Find the set of values of a so that the equation $(\arcsin x)^3+ (\arccos x)^3= a\pi^3$ has a solution.
Attempt:
Let $y = \arcsin x$ (just for convenience to avoid typing/ writing $\arcsin$ over and over again )

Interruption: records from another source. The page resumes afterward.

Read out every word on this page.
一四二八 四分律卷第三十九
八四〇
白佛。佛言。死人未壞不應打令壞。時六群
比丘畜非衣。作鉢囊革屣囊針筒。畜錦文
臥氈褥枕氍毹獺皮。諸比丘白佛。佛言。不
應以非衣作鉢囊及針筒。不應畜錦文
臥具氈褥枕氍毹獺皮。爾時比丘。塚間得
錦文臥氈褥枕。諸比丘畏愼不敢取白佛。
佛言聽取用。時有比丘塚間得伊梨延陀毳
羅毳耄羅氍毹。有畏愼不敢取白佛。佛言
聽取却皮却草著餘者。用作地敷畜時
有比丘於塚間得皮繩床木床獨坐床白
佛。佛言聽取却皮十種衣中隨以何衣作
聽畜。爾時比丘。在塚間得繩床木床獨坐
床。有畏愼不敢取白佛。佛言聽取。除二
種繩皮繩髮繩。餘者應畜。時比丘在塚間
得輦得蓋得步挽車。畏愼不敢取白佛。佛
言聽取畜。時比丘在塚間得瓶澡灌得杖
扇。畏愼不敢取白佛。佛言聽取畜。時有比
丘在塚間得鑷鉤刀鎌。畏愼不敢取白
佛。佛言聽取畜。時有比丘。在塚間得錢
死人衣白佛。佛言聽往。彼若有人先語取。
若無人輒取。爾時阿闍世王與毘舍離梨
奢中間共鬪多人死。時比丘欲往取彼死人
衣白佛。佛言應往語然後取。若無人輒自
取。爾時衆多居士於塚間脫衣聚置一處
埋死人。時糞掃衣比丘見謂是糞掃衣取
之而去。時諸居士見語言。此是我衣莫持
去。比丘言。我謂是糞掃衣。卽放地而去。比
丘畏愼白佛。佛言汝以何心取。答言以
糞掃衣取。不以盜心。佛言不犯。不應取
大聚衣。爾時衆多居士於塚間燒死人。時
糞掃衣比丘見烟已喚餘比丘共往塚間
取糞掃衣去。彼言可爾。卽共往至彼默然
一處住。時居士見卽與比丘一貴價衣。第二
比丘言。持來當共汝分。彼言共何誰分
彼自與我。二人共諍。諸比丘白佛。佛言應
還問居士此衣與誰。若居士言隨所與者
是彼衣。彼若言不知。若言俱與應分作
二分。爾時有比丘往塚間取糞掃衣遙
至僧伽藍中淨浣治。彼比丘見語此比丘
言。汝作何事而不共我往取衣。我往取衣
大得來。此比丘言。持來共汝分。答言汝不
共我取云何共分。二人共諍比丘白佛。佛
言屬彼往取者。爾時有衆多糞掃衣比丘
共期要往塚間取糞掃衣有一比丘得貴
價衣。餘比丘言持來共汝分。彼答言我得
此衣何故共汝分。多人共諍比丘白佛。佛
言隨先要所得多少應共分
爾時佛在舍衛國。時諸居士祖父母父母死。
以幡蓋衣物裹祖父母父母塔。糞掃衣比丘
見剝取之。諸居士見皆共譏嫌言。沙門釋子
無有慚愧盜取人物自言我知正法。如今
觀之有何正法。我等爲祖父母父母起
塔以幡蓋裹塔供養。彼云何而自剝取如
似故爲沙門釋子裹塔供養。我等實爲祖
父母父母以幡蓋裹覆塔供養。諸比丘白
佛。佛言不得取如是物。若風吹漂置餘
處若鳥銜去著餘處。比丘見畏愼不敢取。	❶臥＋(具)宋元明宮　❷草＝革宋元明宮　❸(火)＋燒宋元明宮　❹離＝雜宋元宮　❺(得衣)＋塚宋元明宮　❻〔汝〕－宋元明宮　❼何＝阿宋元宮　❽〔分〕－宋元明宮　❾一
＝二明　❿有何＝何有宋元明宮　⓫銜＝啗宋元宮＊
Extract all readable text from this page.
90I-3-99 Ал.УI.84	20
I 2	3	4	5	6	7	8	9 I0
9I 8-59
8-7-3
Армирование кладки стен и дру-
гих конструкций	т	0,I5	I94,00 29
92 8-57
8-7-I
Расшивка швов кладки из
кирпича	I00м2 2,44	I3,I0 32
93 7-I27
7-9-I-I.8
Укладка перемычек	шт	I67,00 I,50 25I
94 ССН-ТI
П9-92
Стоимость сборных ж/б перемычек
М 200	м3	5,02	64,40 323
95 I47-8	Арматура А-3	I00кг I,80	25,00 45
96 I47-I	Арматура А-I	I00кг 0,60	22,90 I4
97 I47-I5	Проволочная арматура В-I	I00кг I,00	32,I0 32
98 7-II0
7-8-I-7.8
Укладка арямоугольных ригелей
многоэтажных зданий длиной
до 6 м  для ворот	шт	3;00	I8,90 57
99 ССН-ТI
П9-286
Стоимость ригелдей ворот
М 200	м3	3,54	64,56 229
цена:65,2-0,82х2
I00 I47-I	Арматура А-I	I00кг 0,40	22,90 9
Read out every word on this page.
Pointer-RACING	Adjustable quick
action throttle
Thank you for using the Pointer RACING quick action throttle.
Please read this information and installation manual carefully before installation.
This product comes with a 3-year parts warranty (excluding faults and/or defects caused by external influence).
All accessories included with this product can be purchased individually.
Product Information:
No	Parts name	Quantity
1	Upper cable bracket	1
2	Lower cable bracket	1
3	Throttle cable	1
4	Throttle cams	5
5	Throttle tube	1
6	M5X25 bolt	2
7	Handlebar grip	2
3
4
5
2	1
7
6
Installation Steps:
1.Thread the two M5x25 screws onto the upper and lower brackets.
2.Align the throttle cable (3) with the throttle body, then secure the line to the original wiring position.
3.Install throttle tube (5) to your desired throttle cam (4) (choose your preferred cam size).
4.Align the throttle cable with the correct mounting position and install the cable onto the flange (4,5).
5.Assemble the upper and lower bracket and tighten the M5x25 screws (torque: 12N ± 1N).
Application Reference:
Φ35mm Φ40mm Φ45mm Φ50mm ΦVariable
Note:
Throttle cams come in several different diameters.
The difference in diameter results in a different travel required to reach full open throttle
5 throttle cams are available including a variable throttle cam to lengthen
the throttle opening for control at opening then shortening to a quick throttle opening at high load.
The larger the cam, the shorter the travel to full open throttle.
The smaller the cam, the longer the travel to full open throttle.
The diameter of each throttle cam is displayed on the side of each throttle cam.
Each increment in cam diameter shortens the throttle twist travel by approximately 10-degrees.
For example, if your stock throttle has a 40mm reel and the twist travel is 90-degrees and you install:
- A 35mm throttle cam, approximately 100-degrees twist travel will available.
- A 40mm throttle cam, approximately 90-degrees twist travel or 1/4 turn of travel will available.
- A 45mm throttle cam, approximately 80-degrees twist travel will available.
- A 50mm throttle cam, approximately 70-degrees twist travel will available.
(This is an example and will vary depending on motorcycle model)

Note that $y + \arccos x = \pi /2$
We have
$(y+\arccos x)(y^2 + (\frac\pi 2-y)^2 - y (\frac \pi2 - y)= a\pi^3$
$\implies (\sqrt 3y- \dfrac{\sqrt3}{4}\pi)^2+\dfrac{\pi^2}{16}= 2a\pi^2$
$-\frac \pi 2\le y \le \frac\pi 2$
$\implies -\dfrac{\sqrt 3 \pi}{2} - \sqrt{3}\pi/ 4\le \sqrt 3 y - \frac{\sqrt {3}}{4}\pi \le \dfrac{\sqrt 3 \pi}{2}-\sqrt{3}\pi/ 4\\ \implies 0\le 2a\pi^2- \dfrac{\pi^2}{16}\le \dfrac{3}{16}\pi^2 \implies a\in [\dfrac{1}{32}, \dfrac{1}{16}]$
I get the right lower limit of $a$ but the upper limit given in the answer is $7/8$.
I'll be grateful if someone could point out my error and if that has been done, provide alternative, easier ways to solve this problem.
The question is equivalent to finding the range of the function $$x\mapsto \frac{(\arcsin x)^3+ (\arccos x)^3}{\pi^3}$$
defined on $[-1,1]$.
You can do that by studying the variations of the function via its derivative, and the data of extremal values in $x=-1$ and $x=1$.
Edit
The problem is here: $ -\dfrac{\sqrt 3 \pi}{2} - \sqrt{3}\pi/ 4\le \sqrt 3 y - \frac{\sqrt {3}}{4}\pi \le \dfrac{\sqrt 3 \pi}{2}-\sqrt{3}\pi/ 4$
from here, the largest value for the square will come from squaring the LHS, not the RHS.